2023 was a year of tipping points, these are the ones we must avoid

Earth is barrelling towards tipping points from which there is no return for the environment or its people. Scientists concerned we were not moving fast enough to avoid damage from greenhouse gases, urgently tried to establish these baselines in 2023.

Here are 3 pieces of research released in 2023 that warn us of oncoming catastrophes, and the fundamental changes we must make to avoid them.

Collapse of the Atlantic meridional overturning circulation

Danish researchers have calculated that an essential ocean circulation process could grind to a halt this century, pushing the Earth closer to an irreversible climate change tipping point.

Their analysis of statistical early warning signals estimates how the Atlantic Meridional Overturning Circulation – or AMOC – is slowing down, and was published in the journal Nature Communications in July.

AMOC is one of the planet’s major ocean mixing processes. It is often described as a conveyer belt that circulates cold and warm salt water between the North Atlantic and the South Atlantic oceans.

The research forecasts this circulation will collapse sometime in the next 65 years under the current scenario of future emissions, which would have severe impacts on the climate in the North Atlantic region.

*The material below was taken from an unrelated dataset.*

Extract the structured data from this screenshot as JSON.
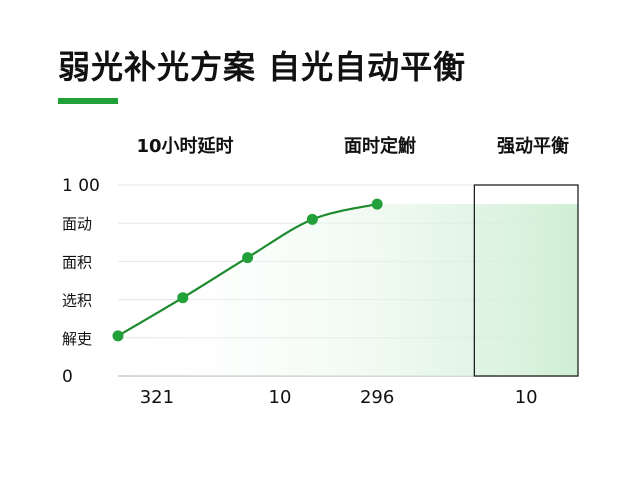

Reducing the concentration of greenhouse gases like carbon dioxide and methane is essential to avert runaway changes in AMOC.

Read more.

On track to cross 6 risk tipping points

The Interconnected Disaster Risks Report 2023 report, released in October, warns that the Earth is on course to cross 6 ‘risk’ tipping points:

  • Accelerating extinctions: an ecosystem loses key species that trigger cascading extinctions of dependent species, leading to the ecosystem collapse.
  • Groundwater depletion: depleted groundwater resources fall below a level that we can access, putting food production systems at risk of failure.
  • Mountain glaciers melting: glaciers melt faster than the ice can be replaced, and fresh meltwater availability steadily declines.
  • Space debris: Earth’s orbit becomes so crowded with human-made debris that a collision sets off a chain reaction, threatening our ability to operate satellites.
  • Unbearable heat: beyond a “wet-bulb temperature” of 35°C, humans cannot survive for more than six hours.
  • Uninsurable future: when insurance becomes unavailable or unaffordable, due to climate change increasing the damage caused by weather-related disasters.

The report identifies the urgent need to shift towards making transformative change in order to avoid them.

Read more.

The Global Tipping Points Report

Another piece of research – The Global Tipping Points Report – also sounded the alarm on climate when it was launched at COP28 in December.

The report warns that if current trends continue, at least 5 tipping points are already at risk of being crossed due to warming, right now. These are the Greenland and West Antarctic Ice Sheets, warm-water coral reefs, North Atlantic subpolar gyre circulation, and permafrost regions.

If the world exceeds 1.5°C global warming, 3 further critical systems are threatened with collapse in the 2030s: boreal forest, mangroves, and seagrass meadows.

It warns that crossing one harmful tipping point could trigger others, causing a domino effect of accelerating unmanageable change.

But the authors also provide 6 key recommendations to alter our course, including: eliminating fossil fuel emissions by 2050, introducing positive changes in high-emitting sectors like transportation, and convening a global summit on tipping points.